Tuesday, April 5, 1921: Cultural Revolution leader Niè Yuánzǐ was born

Born Niè Yuánzǐ on Tuesday, April 5, 1921, in Henan Province, China, he was inspired by the outbreak of the Sino-Japanese War in 1937 to join the Chinese Communist Party in 1938 at the age of 17. After graduating from the National Normal School in Taiyuan, he received military training from the Anti-Japanese Salvation Organization, the Sacrifice and Salvation League. 1939 found him in Yan’an, the headquarters of the CCP, but he went on to Peking University, where he graduated with a degree in philosophy and became a lecturer there.

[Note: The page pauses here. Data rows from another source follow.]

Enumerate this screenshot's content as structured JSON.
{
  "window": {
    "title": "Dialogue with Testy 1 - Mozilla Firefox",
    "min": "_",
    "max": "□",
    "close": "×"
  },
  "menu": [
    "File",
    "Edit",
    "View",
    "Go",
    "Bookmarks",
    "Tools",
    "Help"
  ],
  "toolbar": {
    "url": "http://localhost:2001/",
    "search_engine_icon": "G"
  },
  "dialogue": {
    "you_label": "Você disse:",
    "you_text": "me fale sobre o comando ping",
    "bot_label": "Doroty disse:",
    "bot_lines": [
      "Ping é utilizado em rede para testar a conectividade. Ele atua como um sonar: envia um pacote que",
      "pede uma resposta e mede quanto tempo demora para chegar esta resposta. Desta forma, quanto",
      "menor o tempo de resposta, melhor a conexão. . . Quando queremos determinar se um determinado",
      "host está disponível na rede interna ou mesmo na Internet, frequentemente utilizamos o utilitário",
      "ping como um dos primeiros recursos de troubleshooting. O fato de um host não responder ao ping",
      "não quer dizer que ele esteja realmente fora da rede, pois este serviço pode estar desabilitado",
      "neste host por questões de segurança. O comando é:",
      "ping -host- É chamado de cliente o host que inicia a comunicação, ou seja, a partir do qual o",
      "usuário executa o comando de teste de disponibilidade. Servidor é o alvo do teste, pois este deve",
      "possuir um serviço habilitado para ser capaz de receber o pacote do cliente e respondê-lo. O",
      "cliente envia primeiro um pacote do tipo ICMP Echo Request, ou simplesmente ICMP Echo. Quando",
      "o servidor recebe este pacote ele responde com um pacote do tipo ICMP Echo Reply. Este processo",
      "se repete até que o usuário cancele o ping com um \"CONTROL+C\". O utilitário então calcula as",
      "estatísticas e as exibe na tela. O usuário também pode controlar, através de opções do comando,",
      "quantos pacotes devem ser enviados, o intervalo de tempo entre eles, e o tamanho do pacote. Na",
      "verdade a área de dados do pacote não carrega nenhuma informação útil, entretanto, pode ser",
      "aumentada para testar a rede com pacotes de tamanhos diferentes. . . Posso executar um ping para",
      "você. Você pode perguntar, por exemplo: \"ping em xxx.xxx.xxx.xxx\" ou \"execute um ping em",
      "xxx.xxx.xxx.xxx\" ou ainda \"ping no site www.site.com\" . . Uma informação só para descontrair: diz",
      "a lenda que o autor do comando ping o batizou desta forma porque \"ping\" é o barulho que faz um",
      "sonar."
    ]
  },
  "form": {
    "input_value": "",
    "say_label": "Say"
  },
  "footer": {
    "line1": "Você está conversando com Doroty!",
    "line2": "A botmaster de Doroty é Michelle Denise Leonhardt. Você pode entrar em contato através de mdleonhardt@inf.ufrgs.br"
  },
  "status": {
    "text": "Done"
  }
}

On May 16, 1966, when the Cultural Revolution became public knowledge through the “Five Eleventh Sixth Notice” at the enlarged meeting of the Political Bureau of the Communist Party, he and six other faculty members of the Philosophy Department posted a wall newspaper criticizing the leadership of Peking University on May 25. On August 18, he was received by Mao Zedong on Tiananmen Square at a Red Guards rally, and the following year he was appointed deputy mayor of Beijing and deputy director of the Beijing Municipal Revolutionary Committee. When the People’s Liberation Army moved into Peking University in August and disarmed the Red Guards, Nie Yuanzhi was removed from his leadership position and sent to Jiangxi Province the following year.

In April 1978, after the end of the Cultural Revolution, he was arrested on charges of inciting counterrevolutionary propaganda and false accusations and sentenced to 17 years in prison. Her memoirs were published by a Hong Kong publisher in 2005. 2019: Died at age 98.